Et, tout doucement, ils s'embrassèrent, puis s'étreignirent, étendus sur l'herbe, sans conscience de rien que de leur baiser. Elle avait fermé les yeux et le tenait à pleins bras, le serrant éperdument, sans une pensée, la raison perdue, engourdie de la tête aux pieds dans une attente passionnée. Et elle se donna tout entière sans savoir ce qu'elle faisait, sans comprendre même qu'elle s'était livrée à lui. (Maupassant, Guy de (2011-03-30). Contes du jour et de la nuit (French Edition) (p. 20). . Kindle Edition.)

The translation in the Gutenberg library goes as follows:
[A church clock struck in the distance,] and they embraced gently, then, without the knowledge of anything but that kiss, lay down on the grass. [But she soon came to herself with the feeling of a great misfortune, and began to cry and sob with grief, with her face buried in her hands.]

(The things in square brackets happen in French, but in adjacent paragraphs.) So, quite a lot missed out, but an astute reader, I suppose would have known what to read in. Even in the French, the text requires some interpolation. Louise is "engourdie de la tête aux pieds", when it's precisely not the tête or the pieds that are important. And she "doesn't know what she's doing". We do. Later she becomes his mistress.
Pendant trois mois, elle fut sa maîtresse. Il commençait à se lasser d'elle, quand elle lui apprit qu'elle était grosse. (Maupassant, Guy de (2011-03-30). Contes du jour et de la nuit (French Edition) (p. 21). . Kindle Edition.)
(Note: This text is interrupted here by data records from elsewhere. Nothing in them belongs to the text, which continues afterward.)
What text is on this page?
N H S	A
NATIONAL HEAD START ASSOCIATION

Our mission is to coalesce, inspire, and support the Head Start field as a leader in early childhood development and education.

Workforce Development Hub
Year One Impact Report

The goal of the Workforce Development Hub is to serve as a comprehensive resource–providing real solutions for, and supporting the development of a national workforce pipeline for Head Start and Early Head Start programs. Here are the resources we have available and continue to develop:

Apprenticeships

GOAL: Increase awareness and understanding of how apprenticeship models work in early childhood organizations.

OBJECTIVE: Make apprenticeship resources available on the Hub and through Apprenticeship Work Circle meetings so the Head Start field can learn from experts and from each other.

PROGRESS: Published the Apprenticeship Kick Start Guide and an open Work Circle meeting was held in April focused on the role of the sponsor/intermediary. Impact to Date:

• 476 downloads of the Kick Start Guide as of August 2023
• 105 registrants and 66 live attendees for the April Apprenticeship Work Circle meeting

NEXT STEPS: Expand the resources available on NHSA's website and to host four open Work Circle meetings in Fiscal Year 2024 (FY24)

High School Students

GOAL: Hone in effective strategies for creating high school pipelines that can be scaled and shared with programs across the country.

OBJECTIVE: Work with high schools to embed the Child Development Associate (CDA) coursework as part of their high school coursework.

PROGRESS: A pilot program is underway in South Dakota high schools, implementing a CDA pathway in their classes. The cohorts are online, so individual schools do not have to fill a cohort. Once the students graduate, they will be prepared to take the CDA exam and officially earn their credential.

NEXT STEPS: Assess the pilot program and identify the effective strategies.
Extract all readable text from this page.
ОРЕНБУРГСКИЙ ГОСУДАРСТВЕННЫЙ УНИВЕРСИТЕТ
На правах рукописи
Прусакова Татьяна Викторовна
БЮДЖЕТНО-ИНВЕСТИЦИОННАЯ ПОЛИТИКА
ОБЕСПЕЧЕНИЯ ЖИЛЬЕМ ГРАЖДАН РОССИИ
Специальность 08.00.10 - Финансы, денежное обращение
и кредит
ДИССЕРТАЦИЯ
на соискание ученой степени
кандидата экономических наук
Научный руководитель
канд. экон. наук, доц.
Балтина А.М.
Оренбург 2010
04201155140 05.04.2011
Hilariously, in English,this becomes:
for three months they were close friends. He was beginning to grow tired of her, when she whispered something to him [...]

Ten years later he encounters his son. It must have seemed a miraculous conception. Except that once again, I'd presume a reader of the original translation would have known how to fill in the gaps, and what whispered insinuates. We don't, these days, and we expect that if characters have sex, we should be told.

The translators of the stories on Gutenberg are listed as

ALBERT M. C. McMASTER, B.A.
A. E. HENDERSON, B.A.
MME. QUESADA and Others

Those B.A.s, I suppose, are a hint that the translations will be used in schools, perhaps not exclusively. So, as well as making the stories fit the bienséance of their time, the translations have to observe a specific bienséance of what was considered suitable for schoolchildren.

All this has led me to a conclusion that might be obvious, might be meaningless, or might be something profound: bowdlerisation is a form of translation. And like other acts of translation, it is affected by the social context. So we don't just need regular new translations, we need regular new bowdlerisations.